Ditengah kontroversi sejarah Serangan Umum 1 Maret 1949, satu fakta sejarah yang tidak terbantahkan adalah peran penting Radio Rimba Raya pada saat agresi militer Belanda ke II. Melalui informasi yang disiarkan Radio Rimba Raya yang berada di pedalaman Aceh, tepatnya di Aceh Tengah ( sekarang Bener Meriah ) tentang resolusi dewan keamanan PBB yang ditolak oleh Belanda yang disusul dengan propaganda Belanda bahwa Indonesia sudah tidak ada lagi, muncul gagasan untuk melakukan counter serta melakukan serangan spektakuler, hal inilah yang melatar belakangi Serangan Umum 1 Maret 1949.
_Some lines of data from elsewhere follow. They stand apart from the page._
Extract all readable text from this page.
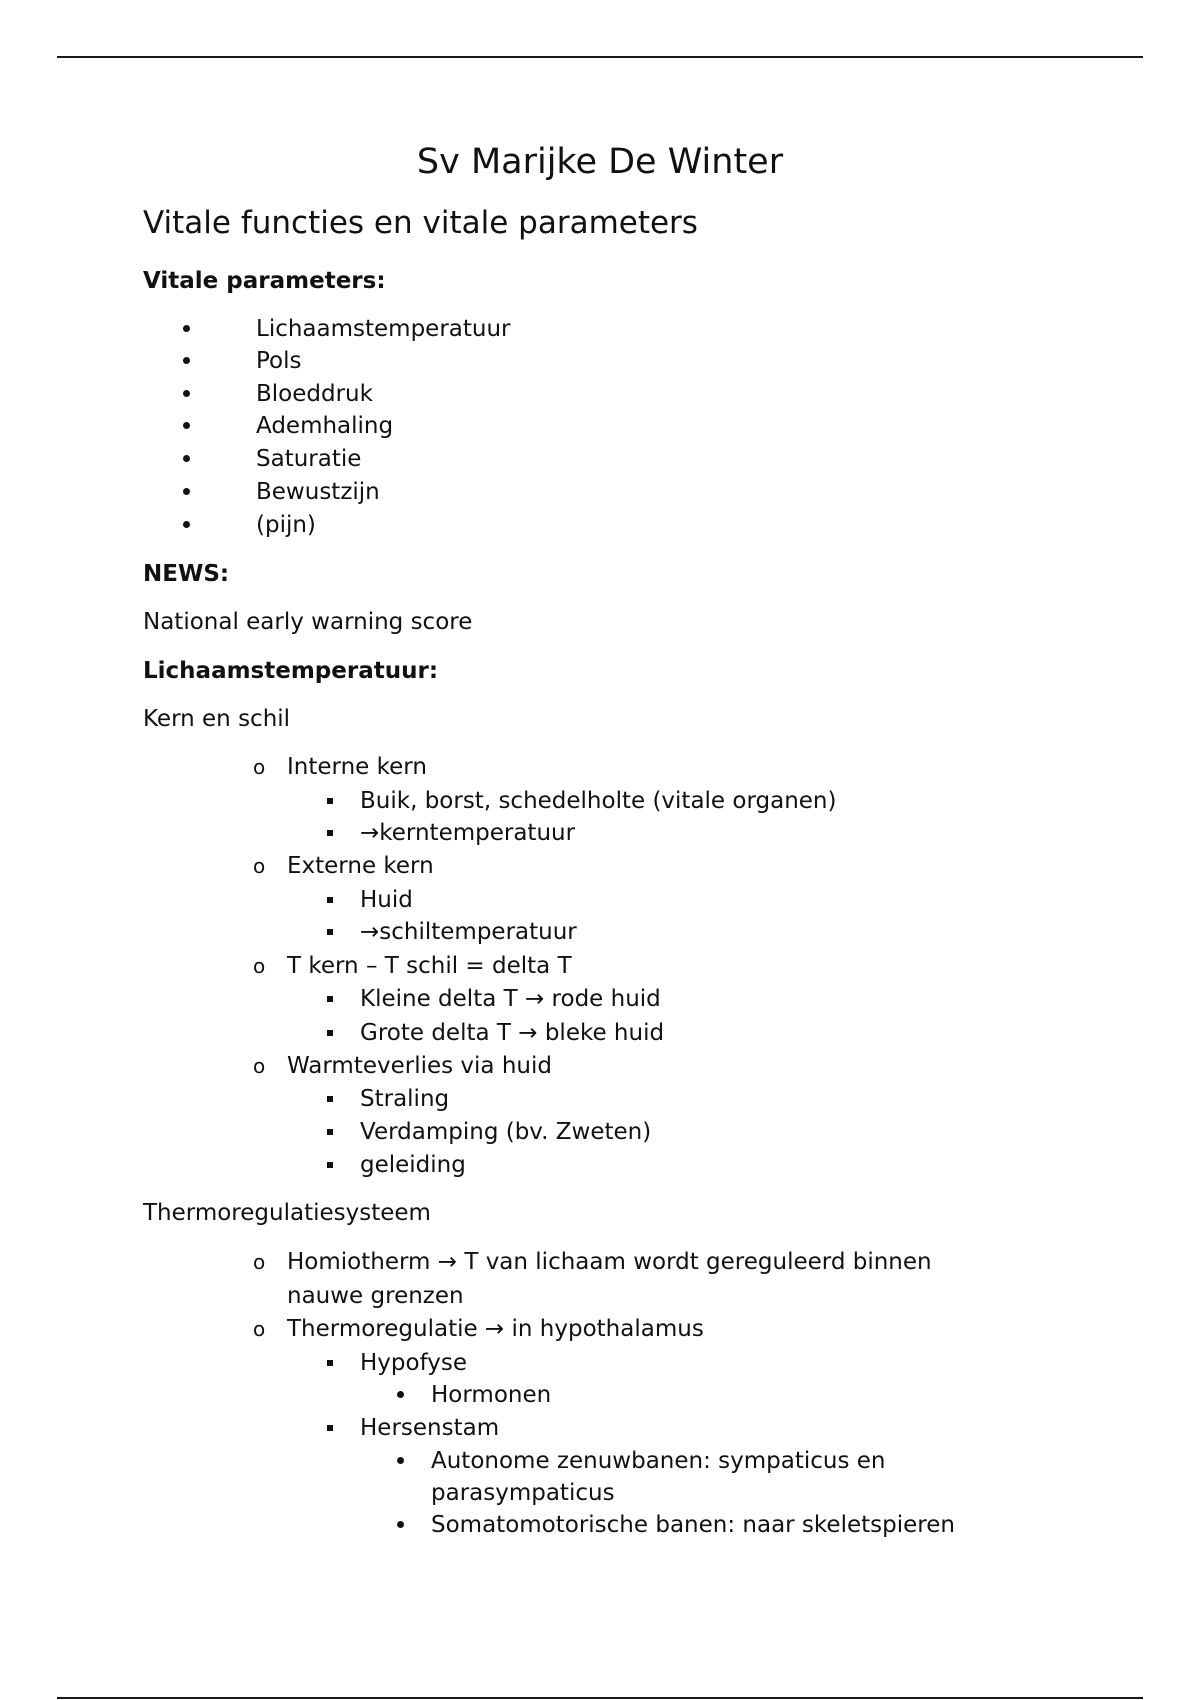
Sv Marijke De Winter
Vitale functies en vitale parameters
Vitale parameters:
Lichaamstemperatuur
Pols
Bloeddruk
Ademhaling
Saturatie
Bewustzijn
(pijn)
NEWS:
National early warning score
Lichaamstemperatuur:
Kern en schil
o Interne kern
Buik, borst, schedelholte (vitale organen)
→kerntemperatuur
o Externe kern
Huid
→schiltemperatuur
o T kern – T schil = delta T
Kleine delta T → rode huid
Grote delta T → bleke huid
o Warmteverlies via huid
Straling
Verdamping (bv. Zweten)
geleiding
Thermoregulatiesysteem
o Homiotherm → T van lichaam wordt gereguleerd binnen
nauwe grenzen
o Thermoregulatie → in hypothalamus
Hypofyse
Hormonen
Hersenstam
Autonome zenuwbanen: sympaticus en
parasympaticus
Somatomotorische banen: naar skeletspieren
Setelah melakukan serangan, sekitar 2 hari kemudian informasi keberhasilan kembali disiarkan oleh Radio Rimba Raya seperti di dalam Keterangan Website Sekretariat Negara Republik Indonesia “Radio Rimba Raya milik Republik di Sumatera, sekitar dua hari kemudian, mencatat bahwa serangan terhadap Yogyakarta dan pendudukan kota itu (adalah) prestasi militer yang luar biasa”.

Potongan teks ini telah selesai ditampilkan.